Síndrome de pica: quando o corpo pede o que não é comida; entenda os sinais
Transtorno alimentar faz a pessoa desejar substâncias não comestíveis e pode indicar problemas nutricionais ou emocionais
A síndrome de pica é um transtorno alimentar caracterizado pelo desejo persistente de consumir substâncias que não são alimentos.
Entre os exemplos mais comuns estão terra, giz, papel, sabão e até cabelo.
Esse comportamento vai além da curiosidade, especialmente quando se repete por semanas ou meses.
Principais sinais da síndrome de pica
O principal sinal é a vontade frequente de ingerir itens não comestíveis.
Mas outros sintomas podem aparecer:
- Desejo persistente por substâncias estranhas.
- Ingestão repetida por mais de um mês.
- Desconforto abdominal ou intestinal.
- Problemas dentários.
- Risco de intoxicação ou infecção.
Em alguns casos, o problema só é percebido quando surgem complicações de saúde.
O que pode causar a síndrome de pica
As causas da pica são variadas e, muitas vezes, combinam fatores físicos e emocionais.
Entre os principais motivos, estão:
- Deficiência de nutrientes, como ferro e zinco.
- Transtornos mentais, como ansiedade e depressão.
- Estresse emocional.
- Condições do desenvolvimento.
Em alguns casos, o corpo pode "pedir" substâncias incomuns como forma de compensar carências nutricionais.

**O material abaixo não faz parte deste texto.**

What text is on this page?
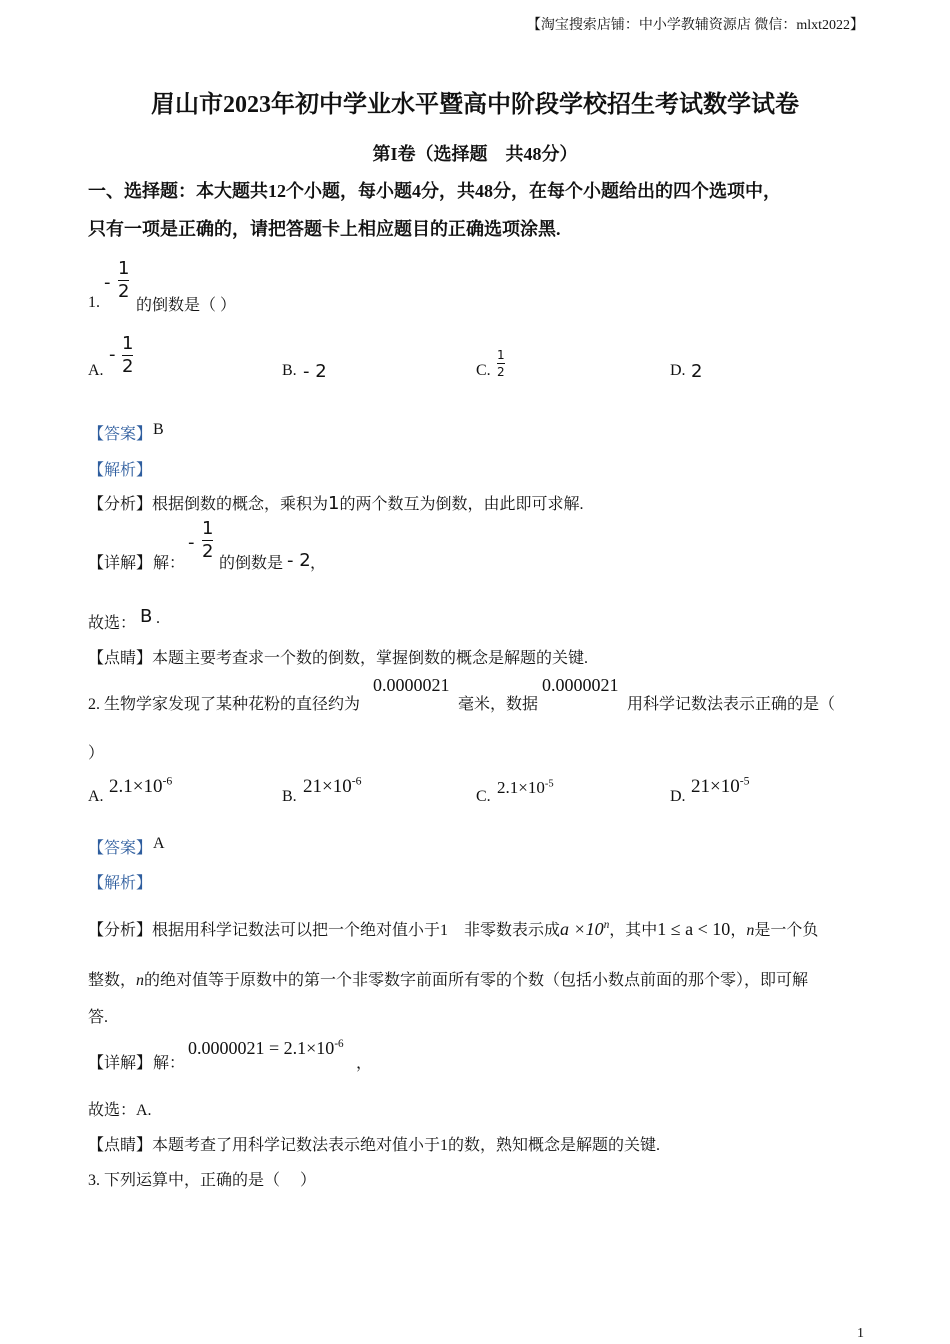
【淘宝搜索店铺：中小学教辅资源店 微信：mlxt2022】
眉山市2023年初中学业水平暨高中阶段学校招生考试数学试卷
第I卷（选择题　共48分）
一、选择题：本大题共12个小题，每小题4分，共48分，在每个小题给出的四个选项中，
只有一项是正确的，请把答题卡上相应题目的正确选项涂黑.
1.
-
1
2
的倒数是（ ）
A.
-
1
2	B. - 2	C.
1
2	D. 2
【答案】 B
【解析】
【分析】根据倒数的概念，乘积为1的两个数互为倒数，由此即可求解.
【详解】 解：
-
1
2
的倒数是 - 2 ，
故选： B .
【点睛】本题主要考查求一个数的倒数，掌握倒数的概念是解题的关键.
2. 生物学家发现了某种花粉的直径约为
0.0000021
毫米，数据
0.0000021
用科学记数法表示正确的是（
）
A. $2.1\times 10^{-6}$
B. $21\times 10^{-6}$
C. $2.1\times 10^{-5}$
D. $21\times 10^{-5}$
【答案】 A
【解析】
【分析】根据用科学记数法可以把一个绝对值小于1　非零数表示成$a \times 10^n$，其中1 ≤ a < 10，n是一个负
整数，n的绝对值等于原数中的第一个非零数字前面所有零的个数（包括小数点前面的那个零），即可解
答.
【详解】 解：
$0.0000021 = 2.1\times 10^{-6}$
，
故选：A.
【点睛】本题考查了用科学记数法表示绝对值小于1的数，熟知概念是解题的关键.
3. 下列运算中，正确的是（　 ）
1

Quem tem mais risco de desenvolver pica
A síndrome pode afetar pessoas de qualquer idade, mas é mais comum em alguns grupos:
- Crianças.
- Gestantes.
- Pessoas com deficiência intelectual.
- Indivíduos com transtornos mentais.
Vale lembrar que crianças pequenas costumam levar objetos à boca, mas isso só é considerado pica quando o comportamento persiste além da idade esperada.
Quais são os riscos para a saúde
Consumir substâncias não comestíveis pode trazer consequências sérias.

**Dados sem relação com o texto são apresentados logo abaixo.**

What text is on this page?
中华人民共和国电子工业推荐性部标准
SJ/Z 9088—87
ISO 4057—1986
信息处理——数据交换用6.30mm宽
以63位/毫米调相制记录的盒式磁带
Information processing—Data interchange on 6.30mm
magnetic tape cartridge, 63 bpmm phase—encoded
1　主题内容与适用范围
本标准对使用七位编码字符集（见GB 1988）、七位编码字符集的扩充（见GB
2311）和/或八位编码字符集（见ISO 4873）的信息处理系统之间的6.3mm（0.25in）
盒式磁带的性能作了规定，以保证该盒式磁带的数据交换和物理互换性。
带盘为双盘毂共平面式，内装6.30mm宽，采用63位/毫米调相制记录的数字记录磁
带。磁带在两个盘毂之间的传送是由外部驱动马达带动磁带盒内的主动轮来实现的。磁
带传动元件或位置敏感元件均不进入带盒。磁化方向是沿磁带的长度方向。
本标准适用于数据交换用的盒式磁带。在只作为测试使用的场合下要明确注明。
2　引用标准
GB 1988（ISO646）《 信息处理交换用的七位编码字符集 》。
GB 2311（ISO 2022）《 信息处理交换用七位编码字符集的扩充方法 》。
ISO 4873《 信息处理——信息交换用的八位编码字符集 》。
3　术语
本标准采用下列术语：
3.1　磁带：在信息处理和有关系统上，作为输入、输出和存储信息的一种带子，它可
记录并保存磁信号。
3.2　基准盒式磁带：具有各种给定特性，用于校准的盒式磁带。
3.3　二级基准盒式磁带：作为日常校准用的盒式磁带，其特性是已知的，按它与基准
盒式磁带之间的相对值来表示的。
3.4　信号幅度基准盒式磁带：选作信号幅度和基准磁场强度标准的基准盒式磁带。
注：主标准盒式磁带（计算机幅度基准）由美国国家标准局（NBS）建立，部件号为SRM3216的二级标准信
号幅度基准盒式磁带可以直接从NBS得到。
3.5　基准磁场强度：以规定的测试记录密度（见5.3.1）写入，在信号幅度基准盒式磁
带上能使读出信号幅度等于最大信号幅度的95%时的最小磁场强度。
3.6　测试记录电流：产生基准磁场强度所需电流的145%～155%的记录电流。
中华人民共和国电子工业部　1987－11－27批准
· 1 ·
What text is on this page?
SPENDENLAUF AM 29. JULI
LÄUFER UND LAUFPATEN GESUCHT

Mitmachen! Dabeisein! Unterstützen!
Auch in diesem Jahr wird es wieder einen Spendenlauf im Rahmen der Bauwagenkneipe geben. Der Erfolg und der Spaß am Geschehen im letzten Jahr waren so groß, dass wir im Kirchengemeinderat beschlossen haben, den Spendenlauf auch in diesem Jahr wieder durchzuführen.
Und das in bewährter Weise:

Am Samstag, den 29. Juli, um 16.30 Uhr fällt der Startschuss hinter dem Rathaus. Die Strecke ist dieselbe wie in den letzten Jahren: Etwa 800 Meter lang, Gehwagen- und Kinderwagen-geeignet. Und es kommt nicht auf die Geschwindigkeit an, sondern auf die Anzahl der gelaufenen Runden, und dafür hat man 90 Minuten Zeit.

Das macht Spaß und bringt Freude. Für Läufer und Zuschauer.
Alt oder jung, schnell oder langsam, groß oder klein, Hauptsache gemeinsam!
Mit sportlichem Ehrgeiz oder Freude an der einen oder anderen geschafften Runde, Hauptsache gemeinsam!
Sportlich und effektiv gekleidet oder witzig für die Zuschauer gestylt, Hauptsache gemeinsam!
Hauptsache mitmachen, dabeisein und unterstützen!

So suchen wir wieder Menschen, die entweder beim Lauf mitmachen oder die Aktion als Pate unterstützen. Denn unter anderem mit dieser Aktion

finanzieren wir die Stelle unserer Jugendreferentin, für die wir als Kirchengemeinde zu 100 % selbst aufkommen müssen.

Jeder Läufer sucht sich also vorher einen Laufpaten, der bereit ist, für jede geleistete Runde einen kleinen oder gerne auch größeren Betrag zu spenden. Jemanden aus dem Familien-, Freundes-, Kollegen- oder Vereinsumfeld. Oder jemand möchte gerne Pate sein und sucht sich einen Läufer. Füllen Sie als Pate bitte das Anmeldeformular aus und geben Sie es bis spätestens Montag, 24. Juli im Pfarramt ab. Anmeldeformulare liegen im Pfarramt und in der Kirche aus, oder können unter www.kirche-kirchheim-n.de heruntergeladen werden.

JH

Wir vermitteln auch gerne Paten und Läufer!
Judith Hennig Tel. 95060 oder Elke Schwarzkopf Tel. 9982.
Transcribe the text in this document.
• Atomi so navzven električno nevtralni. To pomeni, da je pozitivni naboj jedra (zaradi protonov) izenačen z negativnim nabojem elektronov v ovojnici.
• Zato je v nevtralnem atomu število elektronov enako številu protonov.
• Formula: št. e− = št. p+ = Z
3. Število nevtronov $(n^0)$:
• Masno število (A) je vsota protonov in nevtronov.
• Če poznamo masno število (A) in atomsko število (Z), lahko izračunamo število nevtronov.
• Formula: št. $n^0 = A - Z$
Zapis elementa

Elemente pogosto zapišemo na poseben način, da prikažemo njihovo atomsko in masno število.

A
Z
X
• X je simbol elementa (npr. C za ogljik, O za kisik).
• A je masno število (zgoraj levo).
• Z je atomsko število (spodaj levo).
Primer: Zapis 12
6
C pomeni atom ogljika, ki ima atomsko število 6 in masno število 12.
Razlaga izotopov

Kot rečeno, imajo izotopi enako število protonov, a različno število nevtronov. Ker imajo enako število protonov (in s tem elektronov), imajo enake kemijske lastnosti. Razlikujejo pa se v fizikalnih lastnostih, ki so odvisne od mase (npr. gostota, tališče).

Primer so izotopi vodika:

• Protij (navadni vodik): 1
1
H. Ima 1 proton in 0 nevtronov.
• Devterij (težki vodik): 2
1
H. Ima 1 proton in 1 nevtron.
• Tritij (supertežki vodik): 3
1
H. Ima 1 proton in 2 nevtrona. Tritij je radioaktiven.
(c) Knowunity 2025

Entre os principais riscos, estão:
- Obstrução intestinal.
- Intoxicação (como por chumbo).
- Infecções.
- Desnutrição.
- Danos aos dentes.
Em situações mais graves, pode haver necessidade de intervenção médica.
Como é feito o diagnóstico
O diagnóstico é feito por um profissional de saúde, geralmente médico ou psiquiatra.
Ele considera:
- Duração do comportamento (mais de 1 mês).
- Tipo de substância ingerida.
- Idade da pessoa.
- Histórico clínico e emocional.
Exames também podem ser solicitados para identificar deficiências nutricionais.
Existe tratamento para a síndrome de pica?
Sim, e o tratamento depende da causa.
As abordagens mais comuns incluem:
- Correção de deficiências nutricionais.
- Terapia comportamental.
- Tratamento de complicações.
Em alguns casos, o quadro pode desaparecer com o tempo, principalmente em crianças.
Quando procurar ajuda médica
É importante buscar orientação profissional ao notar sinais persistentes.
Procure ajuda se houver:
- Ingestão frequente de itens não comestíveis.
- Sintomas físicos após o consumo.
- Comportamento repetitivo e fora do padrão.
O diagnóstico precoce ajuda a evitar complicações e melhora a qualidade de vida.